The Blackest Of Swans

Black Swans are a term invented by a writer and stockbroker called Nassim Nicholas Taleb. They are events that nobody had been expecting or thinking about — but which suddenly overwhelm the market.

They’re so-called because only a very few swans are black. In fact, the first black swan was discovered in 1697 in Western Australia. Before that, Europeans and Americans thought that all swans were white.

Taleb postulates that there are more Black Swan events than we think, in other words, that the unexpected is not all that unlikely to happen. I would agree — and I would argue that this is because markets are not Gaussian and random walk. They have both hidden correlations, which you can handle with fuzzy logic… and fat tails, which you can handle with a Cauchy distribution.

Is Bitcoin a Black Swan? I emphatically answer in the affirmative! Here’s why…

Black Swans or non-randomness is why Wall Street’s risk management models don’t work. And we saw in 2008, and we saw again with the London trade in 2012: The big Wall Street institutions relying on their models can often have huge unexpected losses simply because the models stop working when some Black Swan event happens.

David Viniar, who was Chief Financial Officer of Goldman in August 2007, said that just as the crisis was emerging, “We are seeing 25 standard deviation events one day after another.” Well, the reality is that if the market is anything like Gaussian, you should see less than one of the 25 standard deviation days in the history of the universe.
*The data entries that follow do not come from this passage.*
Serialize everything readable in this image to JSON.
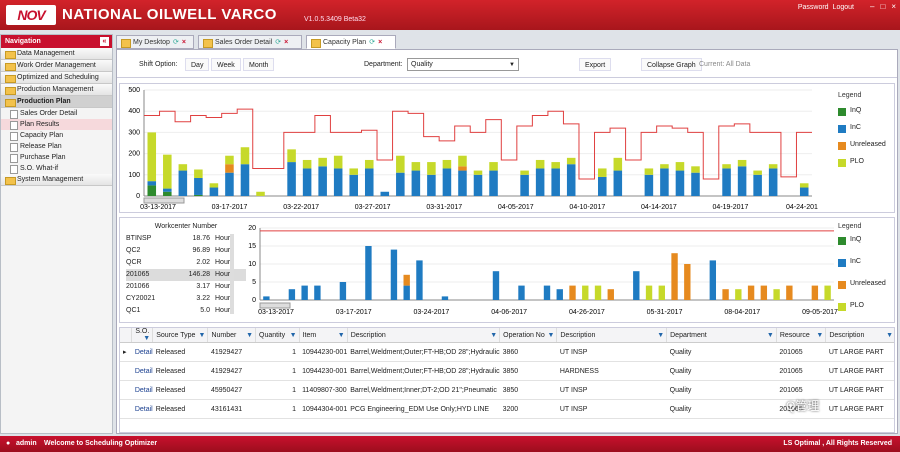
{
  "header": {
    "logo": "NOV",
    "company": "NATIONAL OILWELL VARCO",
    "version": "V1.0.5.3409 Beta32",
    "password": "Password",
    "logout": "Logout",
    "min": "–",
    "max": "□",
    "close": "×"
  },
  "nav": {
    "title": "Navigation",
    "collapse": "«",
    "sections": [
      "Data Management",
      "Work Order Management",
      "Optimized and Scheduling",
      "Production Management",
      "Production Plan",
      "System Management"
    ],
    "items": [
      "Sales Order Detail",
      "Plan Results",
      "Capacity Plan",
      "Release Plan",
      "Purchase Plan",
      "S.O. What-if"
    ]
  },
  "tabs": [
    {
      "label": "My Desktop"
    },
    {
      "label": "Sales Order Detail"
    },
    {
      "label": "Capacity Plan"
    }
  ],
  "toolbar": {
    "shift_label": "Shift Option:",
    "day": "Day",
    "week": "Week",
    "month": "Month",
    "dept_label": "Department:",
    "dept_value": "Quality",
    "export": "Export",
    "collapse": "Collapse Graph",
    "current": "Current: All Data"
  },
  "colors": {
    "inq": "#2e8b2e",
    "inc": "#1f7bc2",
    "unreleased": "#e68a1f",
    "plo": "#c6d92a",
    "capacity": "#e04040"
  },
  "chart_data": [
    {
      "type": "bar",
      "stacked": true,
      "ylim": [
        0,
        500
      ],
      "yticks": [
        0,
        100,
        200,
        300,
        400,
        500
      ],
      "xticks": [
        "03-13-2017",
        "03-17-2017",
        "03-22-2017",
        "03-27-2017",
        "03-31-2017",
        "04-05-2017",
        "04-10-2017",
        "04-14-2017",
        "04-19-2017",
        "04-24-201"
      ],
      "legend_title": "Legend",
      "legend": [
        "InQ",
        "InC",
        "Unreleased",
        "PLO"
      ],
      "legend_position": "right",
      "inq": [
        50,
        20,
        0,
        5,
        0,
        0,
        0,
        0,
        0,
        0,
        0,
        0,
        0,
        0,
        0,
        0,
        0,
        0,
        0,
        0,
        0,
        0,
        0,
        0,
        0,
        0,
        0,
        0,
        0,
        0,
        0,
        0,
        0,
        0,
        0,
        0,
        0,
        0,
        0,
        0,
        0,
        0,
        0
      ],
      "inc": [
        20,
        15,
        120,
        80,
        40,
        110,
        150,
        0,
        0,
        160,
        130,
        140,
        130,
        100,
        130,
        20,
        110,
        120,
        100,
        130,
        120,
        100,
        120,
        0,
        100,
        130,
        130,
        150,
        0,
        90,
        120,
        0,
        100,
        130,
        120,
        110,
        0,
        130,
        140,
        100,
        130,
        0,
        40
      ],
      "unreleased": [
        0,
        0,
        0,
        0,
        0,
        40,
        0,
        0,
        0,
        0,
        0,
        0,
        0,
        0,
        0,
        0,
        0,
        0,
        0,
        0,
        20,
        0,
        0,
        0,
        0,
        0,
        0,
        0,
        0,
        0,
        0,
        0,
        0,
        0,
        0,
        0,
        0,
        0,
        0,
        0,
        0,
        0,
        0
      ],
      "plo": [
        230,
        160,
        30,
        40,
        20,
        40,
        80,
        20,
        0,
        60,
        40,
        40,
        60,
        30,
        40,
        0,
        80,
        40,
        60,
        40,
        50,
        20,
        40,
        0,
        20,
        40,
        30,
        30,
        0,
        40,
        60,
        0,
        30,
        20,
        40,
        30,
        0,
        20,
        30,
        20,
        20,
        0,
        20
      ],
      "capacity": [
        [
          0,
          380
        ],
        [
          1,
          400
        ],
        [
          2,
          350
        ],
        [
          3,
          380
        ],
        [
          4,
          370
        ],
        [
          5,
          390
        ],
        [
          6,
          410
        ],
        [
          7,
          130
        ],
        [
          8,
          130
        ],
        [
          9,
          300
        ],
        [
          10,
          300
        ],
        [
          11,
          380
        ],
        [
          12,
          300
        ],
        [
          13,
          300
        ],
        [
          14,
          310
        ],
        [
          15,
          170
        ],
        [
          16,
          400
        ],
        [
          17,
          390
        ],
        [
          18,
          280
        ],
        [
          19,
          260
        ],
        [
          20,
          330
        ],
        [
          21,
          300
        ],
        [
          22,
          360
        ],
        [
          23,
          170
        ],
        [
          24,
          330
        ],
        [
          25,
          380
        ],
        [
          26,
          400
        ],
        [
          27,
          340
        ],
        [
          28,
          80
        ],
        [
          29,
          300
        ],
        [
          30,
          320
        ],
        [
          31,
          170
        ],
        [
          32,
          300
        ],
        [
          33,
          330
        ],
        [
          34,
          320
        ],
        [
          35,
          300
        ],
        [
          36,
          80
        ],
        [
          37,
          330
        ],
        [
          38,
          340
        ],
        [
          39,
          300
        ],
        [
          40,
          300
        ],
        [
          41,
          90
        ],
        [
          42,
          300
        ]
      ]
    },
    {
      "type": "bar",
      "ylim": [
        0,
        20
      ],
      "yticks": [
        0,
        5,
        10,
        15,
        20
      ],
      "xticks": [
        "03-13-2017",
        "03-17-2017",
        "03-24-2017",
        "04-06-2017",
        "04-26-2017",
        "05-31-2017",
        "08-04-2017",
        "09-05-2017"
      ],
      "legend_title": "Legend",
      "legend": [
        "InQ",
        "InC",
        "Unreleased",
        "PLO"
      ],
      "legend_position": "right",
      "series": [
        {
          "name": "InC",
          "values": [
            1,
            0,
            3,
            4,
            4,
            0,
            5,
            0,
            15,
            0,
            14,
            4,
            11,
            0,
            1,
            0,
            0,
            0,
            8,
            0,
            4,
            0,
            4,
            3,
            0,
            0,
            0,
            0,
            0,
            8,
            0,
            0,
            0,
            0,
            0,
            11,
            0,
            0,
            0,
            0,
            0,
            0,
            0,
            0,
            0
          ]
        },
        {
          "name": "Unreleased",
          "values": [
            0,
            0,
            0,
            0,
            0,
            0,
            0,
            0,
            0,
            0,
            0,
            3,
            0,
            0,
            0,
            0,
            0,
            0,
            0,
            0,
            0,
            0,
            0,
            0,
            4,
            0,
            0,
            3,
            0,
            0,
            0,
            0,
            13,
            10,
            0,
            0,
            3,
            0,
            4,
            4,
            0,
            4,
            0,
            4,
            0
          ]
        },
        {
          "name": "PLO",
          "values": [
            0,
            0,
            0,
            0,
            0,
            0,
            0,
            0,
            0,
            0,
            0,
            0,
            0,
            0,
            0,
            0,
            0,
            0,
            0,
            0,
            0,
            0,
            0,
            0,
            0,
            4,
            4,
            0,
            0,
            0,
            4,
            4,
            0,
            0,
            0,
            0,
            0,
            3,
            0,
            0,
            3,
            0,
            0,
            0,
            4
          ]
        }
      ],
      "capacity": 19.2
    }
  ],
  "workcenter": {
    "title": "Workcenter Number",
    "rows": [
      {
        "name": "BTINSP",
        "val": "18.76",
        "unit": "Hours"
      },
      {
        "name": "QC2",
        "val": "96.89",
        "unit": "Hours"
      },
      {
        "name": "QCR",
        "val": "2.02",
        "unit": "Hours"
      },
      {
        "name": "201065",
        "val": "146.28",
        "unit": "Hours"
      },
      {
        "name": "201066",
        "val": "3.17",
        "unit": "Hours"
      },
      {
        "name": "CY20021",
        "val": "3.22",
        "unit": "Hours"
      },
      {
        "name": "QC1",
        "val": "5.0",
        "unit": "Hours"
      }
    ]
  },
  "grid": {
    "headers": [
      "S.O.",
      "Source Type",
      "Number",
      "Quantity",
      "Item",
      "Description",
      "Operation No",
      "Description",
      "Department",
      "Resource",
      "Description"
    ],
    "rows": [
      [
        "Detail",
        "Released",
        "41929427",
        "1",
        "10944230-001",
        "Barrel,Weldment;Outer;FT-HB;OD 28\";Hydraulic",
        "3860",
        "UT INSP",
        "Quality",
        "201065",
        "UT LARGE PART"
      ],
      [
        "Detail",
        "Released",
        "41929427",
        "1",
        "10944230-001",
        "Barrel,Weldment;Outer;FT-HB;OD 28\";Hydraulic",
        "3850",
        "HARDNESS",
        "Quality",
        "201065",
        "UT LARGE PART"
      ],
      [
        "Detail",
        "Released",
        "45950427",
        "1",
        "11409807-300",
        "Barrel,Weldment;Inner;DT-2;OD 21\";Pneumatic",
        "3850",
        "UT INSP",
        "Quality",
        "201065",
        "UT LARGE PART"
      ],
      [
        "Detail",
        "Released",
        "43161431",
        "1",
        "10944304-001",
        "PCG Engineering_EDM Use Only;HYD LINE",
        "3200",
        "UT INSP",
        "Quality",
        "201065",
        "UT LARGE PART"
      ]
    ]
  },
  "footer": {
    "user": "admin",
    "welcome": "Welcome to Scheduling Optimizer",
    "right": "LS Optimal , All Rights Reserved"
  },
  "watermark": "Q管理"
}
Therefore, that proves pretty well that the market is not Gaussian and life is more complex than simple market models think.

The real cause of Black Swans is herd behavior by traders and others such as Central Banks not seeing possibilities that are perfectly obvious to an outside observer — and therefore doing foolish things. The housing meltdown of 2007-2008 is perfect example of that. Everybody went on making risky home mortgage loans long after they should have done.

Likewise, the London Whale trade of 2012 —a Black Swan behavior of a portfolio of credit defaults swaps. These are particularly subject to Black Swan behavior for various technical reasons. It lost JPMorgan $12 billion.

The New York Stock Exchange Black Monday stock market crash of 1987 — when the market dropped 21% in one day — was also a Black Swan. It was caused by programmed trading, which is a silly arbitrage strategy. One of the advantages of getting old is you remember examples that nobody else now remembers.

The bottom line is that with the extreme monetary policies for the last decade, zero interest rates or even negative interest rates, Black Swan events are now quite likely.

For the individual investor, there are two strategies.

Firstly, you should protect yourself with gold and long-dated out-of-the-money S&P 500 put options. The point of those options is if the market really crashes, you’ll make money on them and that will give you money to reinvest at the bottom.

Then second, obviously, see if you can spot a Black Swan coming. As a non-trader and a non-politician, this is where you have an advantage over the pros.

You’re not hearing conventional wisdom every day. If you think you’ve seen a Black Swan, invest only a small amount — leveraged as much as possible. For example, out-of-the-money, long-dated calls or puts.

As the movie, The Big Short showed, spotting a Black Swan could be painful. But it can also make you rich.